I am using linear mixed models to investigate change over time on the score on a questionnaire, which was administered at 5 points in time. While I hypothesized a decline, I had no a priori assumptions as to how this decline would look (whether it's linear or not). After visually checking the trajectory, I did see the slope become steeper after the second time point, and thus I thought I'd need to add polynomials and see what model fits the data better—but correct me if I'm wrong.
I created an initial model (Model 1) with just the variable Time as a predictor of Score. Here, Time was a significant predictor (β = -3.8, p < .001).

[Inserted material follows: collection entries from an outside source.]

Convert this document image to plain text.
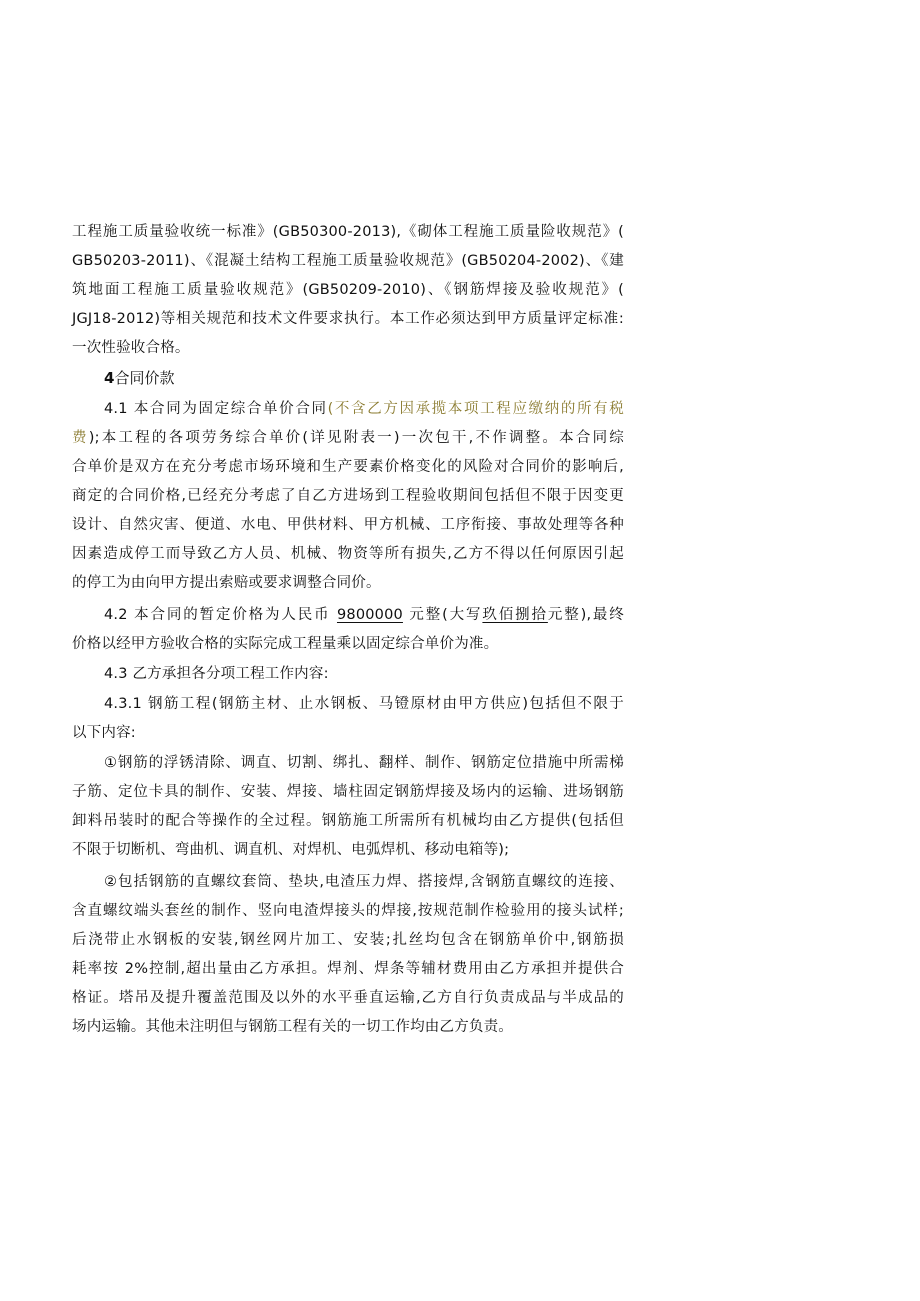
工程施工质量验收统一标准》(GB50300-2013),《砌体工程施工质量险收规范》(
GB50203-2011)、《混凝土结构工程施工质量验收规范》(GB50204-2002)、《建
筑地面工程施工质量验收规范》(GB50209-2010)、《钢筋焊接及验收规范》(
JGJ18-2012)等相关规范和技术文件要求执行。本工作必须达到甲方质量评定标准:
一次性验收合格。
4合同价款
4.1 本合同为固定综合单价合同(不含乙方因承揽本项工程应缴纳的所有税
费);本工程的各项劳务综合单价(详见附表一)一次包干,不作调整。本合同综
合单价是双方在充分考虑市场环境和生产要素价格变化的风险对合同价的影响后,
商定的合同价格,已经充分考虑了自乙方进场到工程验收期间包括但不限于因变更
设计、自然灾害、便道、水电、甲供材料、甲方机械、工序衔接、事故处理等各种
因素造成停工而导致乙方人员、机械、物资等所有损失,乙方不得以任何原因引起
的停工为由向甲方提出索赔或要求调整合同价。
4.2 本合同的暂定价格为人民币 9800000 元整(大写玖佰捌拾元整),最终
价格以经甲方验收合格的实际完成工程量乘以固定综合单价为准。
4.3 乙方承担各分项工程工作内容:
4.3.1 钢筋工程(钢筋主材、止水钢板、马镫原材由甲方供应)包括但不限于
以下内容:
①钢筋的浮锈清除、调直、切割、绑扎、翻样、制作、钢筋定位措施中所需梯
子筋、定位卡具的制作、安装、焊接、墙柱固定钢筋焊接及场内的运输、进场钢筋
卸料吊装时的配合等操作的全过程。钢筋施工所需所有机械均由乙方提供(包括但
不限于切断机、弯曲机、调直机、对焊机、电弧焊机、移动电箱等);
②包括钢筋的直螺纹套筒、垫块,电渣压力焊、搭接焊,含钢筋直螺纹的连接、
含直螺纹端头套丝的制作、竖向电渣焊接头的焊接,按规范制作检验用的接头试样;
后浇带止水钢板的安装,钢丝网片加工、安装;扎丝均包含在钢筋单价中,钢筋损
耗率按 2%控制,超出量由乙方承担。焊剂、焊条等辅材费用由乙方承担并提供合
格证。塔吊及提升覆盖范围及以外的水平垂直运输,乙方自行负责成品与半成品的
场内运输。其他未注明但与钢筋工程有关的一切工作均由乙方负责。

Next, I wanted to know whether a quadratic or cubic slope model fitted my data better, so I added a second-order polynomial (Time * Time), along with Time, in Model 2. Model fit significantly increased (comparing -2LL between Models 1 and 2 with a chi square test). Here, the polynomial was significant (β = -4.6, p = .007), which I believe suggests a non-linear slope for decline in Score over time. However, Time was no longer significant (β = 0.2, p = .905), yet in all examples I could find, both the linear and quadratic predictors were significant.
My question is, how should I interpret the fact that Time is not a significant predictor in this model? Can I still conclude that a quadratic slope best represents my data, even if the linear slope is no longer significant?